As record numbers of Americans have joined the ranks of the countries disabled rolls, growth in Idaho’s federal disability payments has exploded at a pace unmatched even by the national average.
According to Social Security Administration (SSA) records, the number of Idahoans on disability payments grew by 66 percent between 2003 and 2012. In that same span, the national rate grew by just slightly more than 50 percent.
In 2003, the SSA recorded 25,517 Idahoans on disability payments. That number jumped to 42,382 last year. Nationally, the SSA paid out benefits to 5.87 million Americans in 2003 and 8.82 million in 2012.
Across the country, numbers continue to climb. According to federal records, more than 10.9 million Americans received disability payments last month.
To meet eligibility requirements and receive cash, applicants must prove they have a physical or mental impairment that prevents them from keeping a job. The ailment must be terminal or expected to last longer than a year.
The average recipient takes in just under $1,000 each month.
If disability recipients comprised their own state, that group would be the 12th-largest in the union. The imaginary state would trail Michigan and North Carolina in population, but beat out New Jersey, Virginia and Washington state.
Disability payments ring up a high toll for taxpayers. In 2012, the SSA doled out more than $137 billion to beneficiaries. The Cato Institute projects the feds will pay out $144 billion in benefits this year, a number that has effectively doubled since the turn of the century.
So, why are program costs exploding?
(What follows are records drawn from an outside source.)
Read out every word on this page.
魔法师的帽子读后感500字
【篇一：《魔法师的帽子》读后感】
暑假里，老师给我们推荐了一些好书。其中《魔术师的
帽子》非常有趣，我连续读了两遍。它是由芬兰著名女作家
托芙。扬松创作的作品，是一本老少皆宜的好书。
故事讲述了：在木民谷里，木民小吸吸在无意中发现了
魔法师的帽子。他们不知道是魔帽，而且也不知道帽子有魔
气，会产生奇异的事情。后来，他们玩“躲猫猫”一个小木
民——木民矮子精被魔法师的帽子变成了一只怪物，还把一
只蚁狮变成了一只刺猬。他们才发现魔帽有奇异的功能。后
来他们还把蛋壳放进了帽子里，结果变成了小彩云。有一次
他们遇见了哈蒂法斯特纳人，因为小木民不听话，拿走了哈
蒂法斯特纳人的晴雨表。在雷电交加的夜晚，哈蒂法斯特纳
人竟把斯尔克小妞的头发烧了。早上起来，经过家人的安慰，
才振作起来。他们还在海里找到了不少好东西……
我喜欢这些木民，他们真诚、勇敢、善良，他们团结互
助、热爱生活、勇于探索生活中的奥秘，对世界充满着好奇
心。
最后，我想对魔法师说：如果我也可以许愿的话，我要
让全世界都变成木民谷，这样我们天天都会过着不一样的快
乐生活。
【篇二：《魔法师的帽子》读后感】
Myriad reasons, experts say.
Some suggest that the slumping economy—down since the start of the 2007 recession—should shoulder much of the blame. Others finger the Baby Boomers as the cause as they age and experience more health problems.
Certain parties lay blame at the federal government’s feet, which critics say has loosened qualification criteria, thereby allowing more people onto the program.
Whatever the cause, the reality is that more and more Americans are dependent on the government for subsistence.
Rep. Steven Thayn, R-Emmett, counts himself among those worried about the ballooning of the program’s ranks.
“The approach we’re taking is problematic,” he told IdahoReporter.com. “We’re only redistributing wealth, not helping people help themselves.”
Thayn, a former teacher and farmer, said he believes governments should expend time and resources helping beneficiaries find ways to become productive members of society, thereby creating opportunities for those receiving payments to raise their own standard of living.
That, he said, is an admirable goal for government. “The highest form of charity is to help someone take care of themselves,” he said.
Other critics have sounded the alarm over the disability payments for other reasons.
The Cato Institute’s Tad DeHaven said in a report released just last month that the disability program, originally created as a temporary safety net for workers, has become nothing more than a “general welfare program.”
DeHaven said that without a reform effort or cash infusion, the disability trust fund will run out of cash in 2016. That scenario would trigger an automatic 20 percent benefit cut for program recipients.
The Cato analyst warns against tax hikes that would harm the economy and delay much-needed program restructuring.
“In sum, SSDI (Social Security disability insurance) is a classic example of a well-intentioned effort to provide modest support to truly needy people that has exploded into a massive entitlement that is driving up the federal deficit,” DeHaven concluded. “Federal policymakers should pursue major cost-cutting reforms to SSDI, but they should also begin considering ways of moving the provision of long-term disability coverage to the private sector.”
Reform or moving the program to the private sector might cut down on waste and abuse for taxpayers. This week, the Government Accountability Office released a report detailing more than $1.3 billion in improper payments to 36,000 program recipients between December 2010 and January.